Senate Bill 135 would create the Michigan Humane Society fundraising specialty plate. In addition to registration fees, vehicle owners requesting the specialty plate would initially pay a $35 fee, $25 of which would go to the Michigan Humane Society Fund within the Michigan Department of Treasury.
Michigan has 23 other fundraising or specialty license plates, including one for each of the state’s 15 public universities, the Northern Michigan Olympic Education Training Center and the Michigan Veterans Memorial.
Current law requires a startup fee of $15,000 to be paid to the Transportation Administration Collection Fund for the development costs associated with the license plate. The fee must be paid within 18 months of the effective date of the bill for the plate to be developed.

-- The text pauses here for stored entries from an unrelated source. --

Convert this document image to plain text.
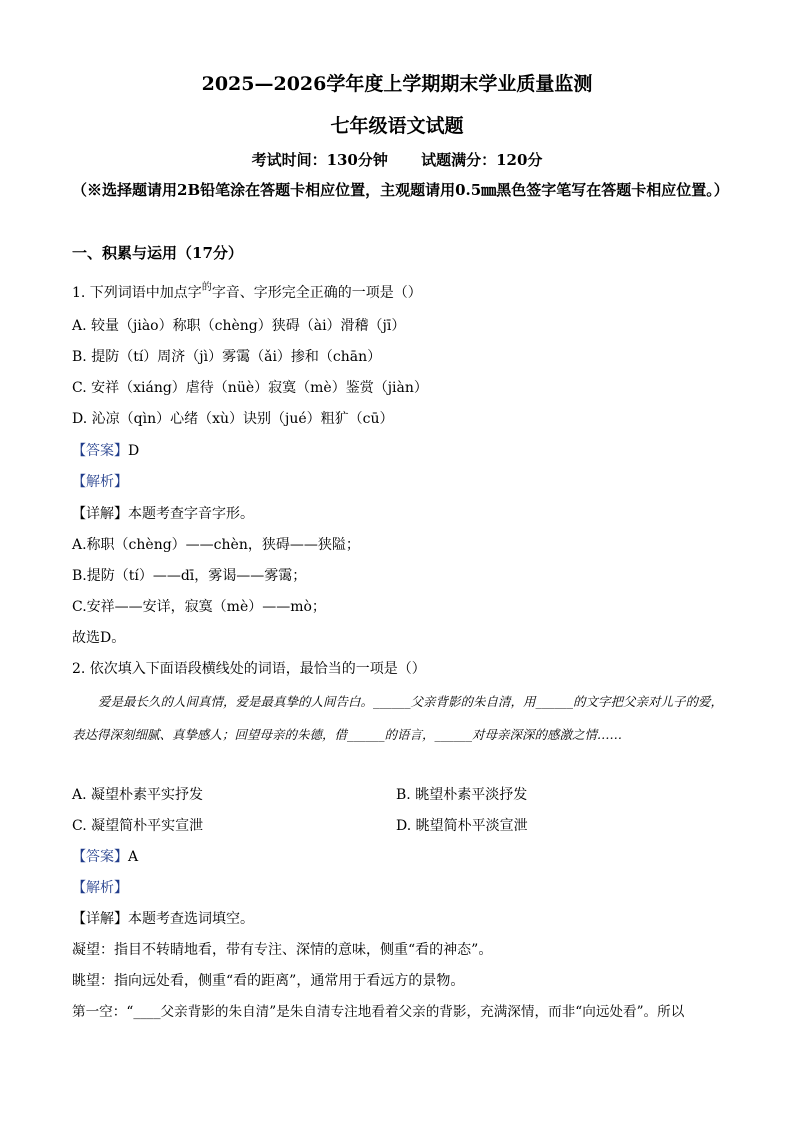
2025—2026学年度上学期期末学业质量监测
七年级语文试题
考试时间：130分钟 试题满分：120分
（※选择题请用2B铅笔涂在答题卡相应位置，主观题请用0.5㎜黑色签字笔写在答题卡相应位置。）
一、积累与运用（17分）
1. 下列词语中加点字$^的$字音、字形完全正确的一项是（）
A. 较量（jiào）称职（chèng）狭碍（ài）滑稽（jī）
B. 提防（tí）周济（jì）雾霭（ǎi）掺和（chān）
C. 安祥（xiáng）虐待（nüè）寂寞（mè）鉴赏（jiàn）
D. 沁凉（qìn）心绪（xù）诀别（jué）粗犷（cū）
【答案】D
【解析】
【详解】本题考查字音字形。
A.称职（chèng）——chèn，狭碍——狭隘；
B.提防（tí）——dī，雾谒——雾霭；
C.安祥——安详，寂寞（mè）——mò；
故选D。
2. 依次填入下面语段横线处的词语，最恰当的一项是（）
爱是最长久的人间真情，爱是最真挚的人间告白。______父亲背影的朱自清，用______的文字把父亲对儿子的爱，表达得深刻细腻、真挚感人；回望母亲的朱德，借______的语言，______对母亲深深的感激之情……
A. 凝望朴素平实抒发	B. 眺望朴素平淡抒发
C. 凝望简朴平实宣泄	D. 眺望简朴平淡宣泄
【答案】A
【解析】
【详解】本题考查选词填空。
凝望：指目不转睛地看，带有专注、深情的意味，侧重“看的神态”。
眺望：指向远处看，侧重“看的距离”，通常用于看远方的景物。
第一空：“____父亲背影的朱自清”是朱自清专注地看着父亲的背影，充满深情，而非“向远处看”。所以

The MHS is supported by more than 50,000 donors across the state. If half of those donors purchase the MHS specialty plate, $625,000 could be raised in its first year. In subsequent years, $10 of the $25 renewal fee would benefit the humane society and could generate $250,000 annually from the same number of donors.
Michigan is home to nearly 500 animal welfare organizations, including humane societies, rescue groups and animal control agencies. Founded in Detroit in 1877, the MHS is the state’s largest animal welfare organization and takes in approximately 100,000 animals a year. The nonprofit agency sterilizes nearly 20,000 animals annually and offers a low-cost sterilization program to low-income guardians.
The lawmaker and his wife Cristina Pappageorge have four rescue cats as companion animals and have placed another 12 in good homes throughout the area.
“This is an issue Cristina and I care about deeply,” Sen. Pappageorge said. “Nearly 250,000 animals a year are surrendered to animal welfare organizations across the state. By increasing the number of sterilizations we can help reduce the overpopulation problem and work toward our goal of finding a good home for every animal.”
SB 135 now goes to the full Senate for consideration.